Several parts of the electrical design will be tricky; I expect designing the FPGA power regulation and DDR interface will be the most painful. To alleviate some of the pain, I’m using the Digilent Atlys board schematics as a reference. However, I have to be careful, since the Atlys was designed to run off of a wall wart. The Gameslab needs to have decent battery life running on rechargeable batteries. For example, the DDR2 address lines on the Atlys are parallel terminated with ~50 Ω resistors.There are 13 address lines, and each line swings between 0 V and 1.8 V. Therefore, each address line will have a DC power dissipation of approximately 16.2 mW. Together, that’s 210 mW! I plan on using one or two lithium polymer batteries, maybe 2000 mA each at 3.7 V; for one cell, that’s 7.4 Watt-hours. I want 4-5 hours of battery life, so system dissipation should be around 1.5 W, and 210 mW is 13.4% of that–just for termination!

The Atlys board uses some really nice Linear Technology switching regulators for the 3.3 V rail, 1.8 V rail, and the 0.9 V DDR2 termination reference. I don’t feel like paying $7 per regulator, so I’m going to do some shopping. I already found a replacement for the LTC3413 (the DDR2 0.9 V reference regulator). On Digikey, the LTC3413 costs $7.94 per unit (in onesey-twosey quantities).

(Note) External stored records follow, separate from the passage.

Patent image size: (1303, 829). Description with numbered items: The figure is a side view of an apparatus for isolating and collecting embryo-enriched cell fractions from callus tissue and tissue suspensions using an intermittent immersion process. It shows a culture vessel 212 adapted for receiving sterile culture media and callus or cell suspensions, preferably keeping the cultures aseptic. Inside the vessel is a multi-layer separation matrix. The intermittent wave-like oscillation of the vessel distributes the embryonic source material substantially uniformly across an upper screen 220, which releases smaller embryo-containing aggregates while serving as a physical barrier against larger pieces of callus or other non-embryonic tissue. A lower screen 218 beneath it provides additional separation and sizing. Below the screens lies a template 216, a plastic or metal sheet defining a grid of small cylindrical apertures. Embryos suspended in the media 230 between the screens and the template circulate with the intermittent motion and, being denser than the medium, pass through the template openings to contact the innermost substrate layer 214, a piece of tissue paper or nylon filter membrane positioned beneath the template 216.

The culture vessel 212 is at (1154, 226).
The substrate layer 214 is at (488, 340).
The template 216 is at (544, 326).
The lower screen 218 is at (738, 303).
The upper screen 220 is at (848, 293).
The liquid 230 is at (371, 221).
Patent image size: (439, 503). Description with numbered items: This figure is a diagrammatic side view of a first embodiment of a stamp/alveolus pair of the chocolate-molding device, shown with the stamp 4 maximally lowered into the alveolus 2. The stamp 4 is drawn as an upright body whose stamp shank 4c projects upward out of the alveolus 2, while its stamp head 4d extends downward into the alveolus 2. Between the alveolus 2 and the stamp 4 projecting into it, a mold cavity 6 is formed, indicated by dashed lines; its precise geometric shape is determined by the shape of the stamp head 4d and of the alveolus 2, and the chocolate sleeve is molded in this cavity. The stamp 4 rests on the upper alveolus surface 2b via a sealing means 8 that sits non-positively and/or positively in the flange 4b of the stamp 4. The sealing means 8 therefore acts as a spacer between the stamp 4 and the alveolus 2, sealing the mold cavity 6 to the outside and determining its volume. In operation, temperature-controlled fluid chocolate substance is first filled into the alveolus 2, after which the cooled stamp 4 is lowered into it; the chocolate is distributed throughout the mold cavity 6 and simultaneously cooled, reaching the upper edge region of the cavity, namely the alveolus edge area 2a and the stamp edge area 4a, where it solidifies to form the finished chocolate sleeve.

The NCP51199 DDR2 termination regulator from ON Semi costs just $0.70.

I’ve also given the FPGA configuration at startup some thought. FPGAs are designed to load their configuration from an external memory (SPI or parallel flash typically) at startup. However, wouldn’t be interesting if every game could have completely custom hardware? That’s why I’m looking at including a microcontroller to interface with the SD card and perform the FPGA configuration and re-configuration. The microcontroller can load a default FPGA configuration that will present a game selection screen, and then once a game is selected, the FPGA will communicate with microcontroller, instructing it to re-configure the FPGA with the selected game image. The XC6SLX25 has 6,440,432 configuration bits (The total number of configuration bits was hard to find. It’s buried in this document at the end of page 75), and with a maximum configuration serial slave clock of 80 MHz, that would take 80 ms to reconfigure–about 5 frames at 60 FPS.

Since power is going to be a big design issue, I thought I’d do a quick estimate of the likely power consumption. I have a previous FPGA design for the Atlys board that contains a Microblaze soft processor, DDR2 interface, and an HDMI output. Since the Atlys board uses an FPGA almost twice the size and the design is much higher speed, the estimate should be conservative. I used the Xilinx XPower Analyzer, and came up with the values below:

Supply Rail Voltage Current Power
VCCINT 1.2 V 0.370 A 0.444 W
VCCAUX 3.3 V 0.108 A 0.356 W
VCCO33 3.3 V 0.022 A 0.073 W
VCC018 1.8 V 0.196 A 0.353 W
    Total: 1.226 W

Obviously this is going to be pushing the limit of a single 2000 mAh lithium polymer cell. The Gameslab will likely require two of the cells, since 1.226 W eats almost 82% of the power budget already.